Has anyone tried this on the input of op amps, like Joe Davidson's Vulcan?
Stomping Out Sparks & Flames

MartyMart

I've only used them on either op-amp feedback loops or to ground like an MXR Dist+, how would that sound ?

Marty. 8)
"Success is the ability to go from one failure to another with no loss of enthusiasm"
My Website www.martinlister.com

jrc4558

You will have to use them in a cirquit like muff fuzz or black cat overdrive. WHere op-amp overdrives an opamp. I guess...

Paul Perry (Frostwave)

Is there some confusion here between distortion (as in flattening a waveform) and compression (as in flattening the envelope of the audio signal)?
Because putting diodes to earth or in feedback loops will do the former, but not the latter. (Well, I suppose enough waveform flattening WILL give a flat envelope as a side effect, but that isn't the primary point of a didttortion/fuzz..)
As usual, if I have the wrong end of the stick please ignore..

WGTP

Your correct, there is some confusion.

I'm not talking about the standard diodes in loop and diodes to ground.  

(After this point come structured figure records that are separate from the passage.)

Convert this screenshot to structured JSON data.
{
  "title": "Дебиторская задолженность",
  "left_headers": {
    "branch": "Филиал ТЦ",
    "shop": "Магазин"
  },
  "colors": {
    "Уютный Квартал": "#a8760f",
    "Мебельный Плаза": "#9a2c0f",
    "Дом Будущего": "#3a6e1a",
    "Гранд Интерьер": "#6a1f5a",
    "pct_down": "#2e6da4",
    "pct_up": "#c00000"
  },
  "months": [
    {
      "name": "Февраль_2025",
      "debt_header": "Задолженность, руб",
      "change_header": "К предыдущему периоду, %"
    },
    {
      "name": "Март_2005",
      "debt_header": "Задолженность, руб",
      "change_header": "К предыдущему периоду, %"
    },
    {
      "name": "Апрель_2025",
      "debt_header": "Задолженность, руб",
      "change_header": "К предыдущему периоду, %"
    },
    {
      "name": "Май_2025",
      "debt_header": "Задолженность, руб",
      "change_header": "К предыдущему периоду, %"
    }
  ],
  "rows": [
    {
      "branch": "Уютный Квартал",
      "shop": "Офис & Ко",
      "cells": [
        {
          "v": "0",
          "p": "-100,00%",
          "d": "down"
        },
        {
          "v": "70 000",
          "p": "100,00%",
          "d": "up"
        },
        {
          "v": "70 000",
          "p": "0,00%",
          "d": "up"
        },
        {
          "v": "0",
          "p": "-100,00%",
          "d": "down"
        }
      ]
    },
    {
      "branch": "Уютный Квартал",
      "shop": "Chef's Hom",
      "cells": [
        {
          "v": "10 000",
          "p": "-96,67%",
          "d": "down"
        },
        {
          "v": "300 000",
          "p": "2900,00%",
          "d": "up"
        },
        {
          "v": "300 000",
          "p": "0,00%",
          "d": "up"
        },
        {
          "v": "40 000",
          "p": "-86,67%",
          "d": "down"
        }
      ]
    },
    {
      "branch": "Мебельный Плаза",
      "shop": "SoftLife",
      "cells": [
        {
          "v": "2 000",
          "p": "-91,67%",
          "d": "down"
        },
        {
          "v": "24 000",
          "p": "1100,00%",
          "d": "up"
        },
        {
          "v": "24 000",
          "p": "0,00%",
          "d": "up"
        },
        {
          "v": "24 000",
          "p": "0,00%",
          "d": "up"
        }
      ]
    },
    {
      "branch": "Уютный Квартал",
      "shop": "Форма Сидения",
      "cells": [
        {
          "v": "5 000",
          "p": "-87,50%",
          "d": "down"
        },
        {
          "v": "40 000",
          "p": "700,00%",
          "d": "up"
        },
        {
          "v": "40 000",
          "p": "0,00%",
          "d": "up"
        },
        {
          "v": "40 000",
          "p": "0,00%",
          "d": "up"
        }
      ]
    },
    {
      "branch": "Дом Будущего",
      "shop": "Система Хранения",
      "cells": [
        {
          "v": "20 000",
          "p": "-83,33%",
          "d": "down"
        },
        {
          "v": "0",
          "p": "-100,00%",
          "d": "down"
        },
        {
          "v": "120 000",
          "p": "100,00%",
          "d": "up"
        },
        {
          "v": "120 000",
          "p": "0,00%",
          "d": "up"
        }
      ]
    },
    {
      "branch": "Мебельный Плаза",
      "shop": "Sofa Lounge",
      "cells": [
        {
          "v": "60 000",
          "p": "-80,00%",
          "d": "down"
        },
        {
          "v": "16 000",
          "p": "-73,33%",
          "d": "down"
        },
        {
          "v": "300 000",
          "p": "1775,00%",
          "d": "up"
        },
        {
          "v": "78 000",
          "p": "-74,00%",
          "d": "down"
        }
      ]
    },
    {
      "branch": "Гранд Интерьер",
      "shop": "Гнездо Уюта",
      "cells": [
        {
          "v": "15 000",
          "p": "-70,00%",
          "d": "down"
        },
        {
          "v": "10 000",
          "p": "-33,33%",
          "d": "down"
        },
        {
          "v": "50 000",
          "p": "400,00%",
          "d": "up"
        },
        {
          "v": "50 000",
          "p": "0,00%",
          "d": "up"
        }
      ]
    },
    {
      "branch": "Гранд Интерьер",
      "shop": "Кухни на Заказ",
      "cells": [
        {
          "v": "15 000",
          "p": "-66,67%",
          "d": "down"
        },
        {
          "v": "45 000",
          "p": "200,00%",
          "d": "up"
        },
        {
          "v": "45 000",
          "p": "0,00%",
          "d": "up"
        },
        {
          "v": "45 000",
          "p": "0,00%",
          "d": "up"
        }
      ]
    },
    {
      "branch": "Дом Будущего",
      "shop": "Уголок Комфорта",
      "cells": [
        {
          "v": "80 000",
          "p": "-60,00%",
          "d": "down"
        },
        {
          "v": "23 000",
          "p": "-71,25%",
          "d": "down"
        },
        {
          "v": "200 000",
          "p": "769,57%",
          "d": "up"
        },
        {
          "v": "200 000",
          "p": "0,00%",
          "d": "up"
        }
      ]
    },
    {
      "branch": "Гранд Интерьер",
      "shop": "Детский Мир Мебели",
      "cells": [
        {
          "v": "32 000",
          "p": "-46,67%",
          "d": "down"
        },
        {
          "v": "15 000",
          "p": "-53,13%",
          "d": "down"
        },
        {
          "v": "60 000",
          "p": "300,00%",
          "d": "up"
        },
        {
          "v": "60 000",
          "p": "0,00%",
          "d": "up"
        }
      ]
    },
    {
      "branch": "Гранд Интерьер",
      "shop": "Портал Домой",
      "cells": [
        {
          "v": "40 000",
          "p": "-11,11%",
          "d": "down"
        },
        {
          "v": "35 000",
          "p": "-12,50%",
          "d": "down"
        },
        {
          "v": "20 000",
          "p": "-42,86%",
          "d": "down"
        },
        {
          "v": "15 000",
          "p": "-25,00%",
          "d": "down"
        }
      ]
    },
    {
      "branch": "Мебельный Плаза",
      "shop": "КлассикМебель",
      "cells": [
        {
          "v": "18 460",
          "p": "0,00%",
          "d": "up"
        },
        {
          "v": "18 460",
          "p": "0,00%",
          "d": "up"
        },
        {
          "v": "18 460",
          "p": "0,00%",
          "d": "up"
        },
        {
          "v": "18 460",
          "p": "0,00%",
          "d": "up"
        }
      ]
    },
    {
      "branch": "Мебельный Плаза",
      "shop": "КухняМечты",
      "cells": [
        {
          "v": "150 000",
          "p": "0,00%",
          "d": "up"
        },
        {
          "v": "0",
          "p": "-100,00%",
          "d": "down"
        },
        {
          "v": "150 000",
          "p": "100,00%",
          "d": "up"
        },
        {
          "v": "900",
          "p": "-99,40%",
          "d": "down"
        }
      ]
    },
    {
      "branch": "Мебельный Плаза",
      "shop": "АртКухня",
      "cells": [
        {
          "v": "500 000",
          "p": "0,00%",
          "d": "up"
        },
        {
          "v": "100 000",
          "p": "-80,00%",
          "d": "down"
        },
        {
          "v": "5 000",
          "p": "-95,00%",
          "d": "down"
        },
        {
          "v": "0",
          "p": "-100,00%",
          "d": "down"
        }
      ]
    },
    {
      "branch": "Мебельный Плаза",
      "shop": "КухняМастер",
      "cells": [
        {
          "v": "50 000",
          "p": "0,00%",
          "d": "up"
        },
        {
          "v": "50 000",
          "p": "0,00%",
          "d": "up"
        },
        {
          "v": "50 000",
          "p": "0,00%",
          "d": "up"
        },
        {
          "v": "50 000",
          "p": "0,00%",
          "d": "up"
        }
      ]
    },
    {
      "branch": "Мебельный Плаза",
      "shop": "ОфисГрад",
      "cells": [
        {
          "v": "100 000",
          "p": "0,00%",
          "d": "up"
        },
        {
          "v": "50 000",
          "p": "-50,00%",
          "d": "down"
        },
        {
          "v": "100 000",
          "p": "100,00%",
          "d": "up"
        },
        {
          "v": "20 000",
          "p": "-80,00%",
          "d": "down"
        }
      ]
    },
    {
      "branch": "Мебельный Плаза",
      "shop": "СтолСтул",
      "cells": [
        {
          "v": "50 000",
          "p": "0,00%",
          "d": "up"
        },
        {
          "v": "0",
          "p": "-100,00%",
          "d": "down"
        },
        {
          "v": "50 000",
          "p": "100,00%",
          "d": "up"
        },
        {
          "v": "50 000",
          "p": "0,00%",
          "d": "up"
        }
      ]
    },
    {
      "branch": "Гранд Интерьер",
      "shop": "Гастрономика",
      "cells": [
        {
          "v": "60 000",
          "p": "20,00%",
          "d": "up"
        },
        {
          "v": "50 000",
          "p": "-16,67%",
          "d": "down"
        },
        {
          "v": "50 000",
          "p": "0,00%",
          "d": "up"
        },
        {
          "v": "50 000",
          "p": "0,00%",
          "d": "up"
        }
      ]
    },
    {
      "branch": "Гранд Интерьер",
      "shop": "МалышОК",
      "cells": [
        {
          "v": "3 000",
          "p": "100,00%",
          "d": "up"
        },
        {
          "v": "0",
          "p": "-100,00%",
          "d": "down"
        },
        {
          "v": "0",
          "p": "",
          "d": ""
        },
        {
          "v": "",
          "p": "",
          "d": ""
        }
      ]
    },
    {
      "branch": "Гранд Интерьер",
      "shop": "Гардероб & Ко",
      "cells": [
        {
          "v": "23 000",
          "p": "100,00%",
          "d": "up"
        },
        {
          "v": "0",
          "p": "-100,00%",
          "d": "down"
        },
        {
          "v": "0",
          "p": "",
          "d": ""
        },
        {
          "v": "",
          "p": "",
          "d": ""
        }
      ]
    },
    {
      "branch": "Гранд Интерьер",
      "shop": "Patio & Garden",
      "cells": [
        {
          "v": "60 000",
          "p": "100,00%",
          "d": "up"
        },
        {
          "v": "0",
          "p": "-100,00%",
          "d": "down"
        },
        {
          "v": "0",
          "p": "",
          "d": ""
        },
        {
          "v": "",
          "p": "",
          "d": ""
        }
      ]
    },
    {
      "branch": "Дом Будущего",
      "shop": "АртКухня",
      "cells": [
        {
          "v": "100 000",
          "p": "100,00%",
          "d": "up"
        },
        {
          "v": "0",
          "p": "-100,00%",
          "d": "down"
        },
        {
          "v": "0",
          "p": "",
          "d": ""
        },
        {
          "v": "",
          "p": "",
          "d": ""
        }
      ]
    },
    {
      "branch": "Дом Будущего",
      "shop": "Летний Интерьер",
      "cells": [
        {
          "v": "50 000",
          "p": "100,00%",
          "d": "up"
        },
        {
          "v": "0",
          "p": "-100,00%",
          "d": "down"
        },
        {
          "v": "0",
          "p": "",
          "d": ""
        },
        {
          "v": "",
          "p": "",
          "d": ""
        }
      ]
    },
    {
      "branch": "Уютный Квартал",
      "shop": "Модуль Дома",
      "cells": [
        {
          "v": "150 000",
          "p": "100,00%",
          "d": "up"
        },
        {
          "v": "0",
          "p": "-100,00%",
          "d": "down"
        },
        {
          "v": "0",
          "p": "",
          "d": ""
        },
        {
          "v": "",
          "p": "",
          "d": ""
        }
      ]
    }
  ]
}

I'm referring to the diodes compression in Joe Davidson's Vulcan, which is not an op amp distortion, but uses 3 - BJT 2N5089 stages with the compression caused by a diode in the middle of the input bias.  I can't really explain it, nor do I understand it, I just know it produces the squishiest distortion I have found.  

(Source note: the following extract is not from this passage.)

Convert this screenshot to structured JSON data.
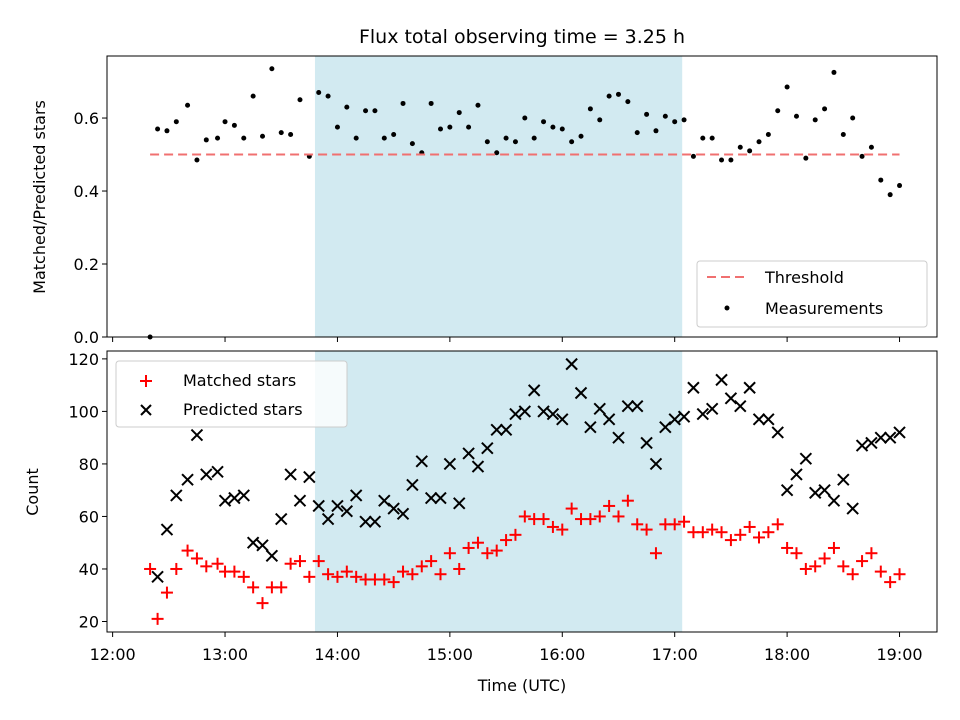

Joe said it would work with op amps and I was wondering if anyone had tried it.  Where is he anyway?   8)
Stomping Out Sparks & Flames

aron

I haven't tried it either. Maybe for the new year :D

RedHouse

I havent looked at the Vulcan schem, but diodes on an opamp input are generally referred to as "Clamping Diodes" and are usually used to ensure the input signal doesn't exceed a pre-determined level, often used in measurement and filter circuits.
(the clamping is, to our ears, distortion and not compression)

Joe Davisson

I don't think it would work very well. Maybe if you can configure the opamp as a current-amplifier, with a bit of a lower input impedance. That's where I would start, but you might end up with a much more complicated circuit than just using the transistors.

-Joe

bigjonny

Interesting discussion.  The schematic available anywhere?

bigjonny

O, I see where the schematics reside has been picked up in another thread... Thanks anyway!

Paul Perry (Frostwave)

Well, I think I have redrawn the first transistor stage from a PCB layout. A standard single transistor stage, with a cap bypassed emitter resistor, and the usual bias resistors to + and ground, but with a diode added, thus:

signal comes in, 1M to ground, signal contues thru 0.1 cap to another 1M to ground, then to the cathode of a diode, then the diode anode goes to a 4.7M to + and to the transistor base.

Now what I wonder, is whether the diode has the effect of varying the bias of the transistor as the audio level changes?? nyone going to lash it up & throw a CRO on it?
And here is something even more mindbending: remember that the effective impedance of the diode varies as the current thru it varies.. as always, a 'simple' circuit with a pretty complex behaviour. :?:

bigjonny

Why two 1MΩ resistors to ground?  I assume the first is a pull-down to drain the capacitor and the second is a volatge divider for the DC, but couldn't the 2nd 1MΩ do both duties?